The HDV_UCT assay showed excellent analytical and clinical performance. However, these promising results need to be further validated by examining a larger patient cohort. The new assay demonstrated an inclusivity for all 8 currently known GTs and a low limit of quantification of 10 IU/ml. Combined with the excellent comparability of the PCR results, the new assay will be advantageous for HDV screening and viral load monitoring during HDV treatment or clinical therapeutic trials.

Financial support

The study was supported by . Marc Lütgehetmann, Maura Dandri, Dieter Glebe, Annika Giese, Nora Goldmann, Jan-Hendrick Bockmann and Julian Schulze zur Wiesch are funded by the (DZIF). Additional funding was provided by the German Research Foundation (DFG), SFB841 to Julian Schulze zur Wiesch, Marc Lütgehetmann, Maura Dandri and Lisa Sophie Pflüger; B08/SFB1021 and GL595/9-1 to Dieter Glebe. The National Reference Centre for Hepatitis B Viruses and Hepatitis D Viruses is supported by the German Ministry of Health via the Robert Koch Institute.

Authors’ contributions

Lisa Sophie Pflüger, Marc Lütgehetmann: conceptualization, data curation, formal analysis, writing - original draft. Lisa Sophie Pflüger: visualization, investigation. Marc Lütgehetmann: supervision. Julian Schulze zur Wiesch, Dieter Glebe, Annika Giese, Nora Goldmann, Katja Giersch, Tassilo Volz, Maura Dandri, Jan-Hendrik Bockmann: resources. Dominik Nörz, Susanne Pfefferle, Julian Schulze zur Wiesch, Katja Giersch, Tassilo Volz, Maura Dandri: writing - reviewing and editing.

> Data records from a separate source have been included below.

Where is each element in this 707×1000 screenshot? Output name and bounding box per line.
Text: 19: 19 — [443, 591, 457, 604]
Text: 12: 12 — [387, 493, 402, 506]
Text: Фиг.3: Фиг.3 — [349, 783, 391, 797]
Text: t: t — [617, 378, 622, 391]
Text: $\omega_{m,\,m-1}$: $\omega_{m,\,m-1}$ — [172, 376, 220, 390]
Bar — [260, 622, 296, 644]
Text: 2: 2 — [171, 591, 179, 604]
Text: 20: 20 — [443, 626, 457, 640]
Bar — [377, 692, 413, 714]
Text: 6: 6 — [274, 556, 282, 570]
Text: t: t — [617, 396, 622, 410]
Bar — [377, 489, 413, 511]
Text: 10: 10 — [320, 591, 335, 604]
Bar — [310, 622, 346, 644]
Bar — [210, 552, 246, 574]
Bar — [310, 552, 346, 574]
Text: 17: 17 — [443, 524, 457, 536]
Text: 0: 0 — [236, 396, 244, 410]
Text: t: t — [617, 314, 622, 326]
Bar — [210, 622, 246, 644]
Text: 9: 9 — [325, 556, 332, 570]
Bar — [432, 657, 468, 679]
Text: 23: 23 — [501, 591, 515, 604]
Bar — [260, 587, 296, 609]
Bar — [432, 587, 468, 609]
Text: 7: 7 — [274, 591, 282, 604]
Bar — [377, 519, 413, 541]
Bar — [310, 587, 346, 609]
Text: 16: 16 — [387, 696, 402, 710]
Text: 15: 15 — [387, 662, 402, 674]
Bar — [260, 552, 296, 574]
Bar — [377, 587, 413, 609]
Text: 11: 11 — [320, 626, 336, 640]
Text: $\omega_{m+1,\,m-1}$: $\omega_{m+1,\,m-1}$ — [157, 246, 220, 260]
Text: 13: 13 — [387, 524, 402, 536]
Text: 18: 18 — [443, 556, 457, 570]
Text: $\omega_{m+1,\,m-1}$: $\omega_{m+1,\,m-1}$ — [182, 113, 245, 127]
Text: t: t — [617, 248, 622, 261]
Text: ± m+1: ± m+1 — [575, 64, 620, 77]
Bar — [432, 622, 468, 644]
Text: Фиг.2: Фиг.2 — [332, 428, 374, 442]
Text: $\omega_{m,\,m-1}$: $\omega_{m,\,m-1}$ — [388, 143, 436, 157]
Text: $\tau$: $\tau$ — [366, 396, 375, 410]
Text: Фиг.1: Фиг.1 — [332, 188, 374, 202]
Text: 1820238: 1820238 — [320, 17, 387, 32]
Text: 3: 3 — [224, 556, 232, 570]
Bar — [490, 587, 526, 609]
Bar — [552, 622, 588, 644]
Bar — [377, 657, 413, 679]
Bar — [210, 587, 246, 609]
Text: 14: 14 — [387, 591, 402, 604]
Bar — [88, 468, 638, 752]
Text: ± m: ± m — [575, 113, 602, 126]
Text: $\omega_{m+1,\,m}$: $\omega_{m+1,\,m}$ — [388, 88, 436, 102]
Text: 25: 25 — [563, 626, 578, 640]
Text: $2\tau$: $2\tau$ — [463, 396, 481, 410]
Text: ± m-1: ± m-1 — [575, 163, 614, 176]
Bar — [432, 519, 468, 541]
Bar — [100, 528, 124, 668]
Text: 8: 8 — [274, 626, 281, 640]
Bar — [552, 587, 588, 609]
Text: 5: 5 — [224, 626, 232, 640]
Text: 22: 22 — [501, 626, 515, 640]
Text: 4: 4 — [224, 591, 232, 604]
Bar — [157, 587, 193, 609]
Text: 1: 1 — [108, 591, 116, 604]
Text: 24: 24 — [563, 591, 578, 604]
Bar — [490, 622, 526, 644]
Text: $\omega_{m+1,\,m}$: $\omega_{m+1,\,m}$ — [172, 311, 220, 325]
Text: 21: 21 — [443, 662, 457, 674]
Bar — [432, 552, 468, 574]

Data availability statement

The data shown in this article are available from the corresponding authors upon a reasonable request. All reagents, antibodies and resources used in this research can be found in the CTAT table.

Conflict of interest

Marc Lütgehetmann has received travel expenses and speakers’ honoraria (Roche Diagnostics). The other authors declare that they have no conflict of interest.

Please refer to the accompanying ICMJE disclosure forms for further details.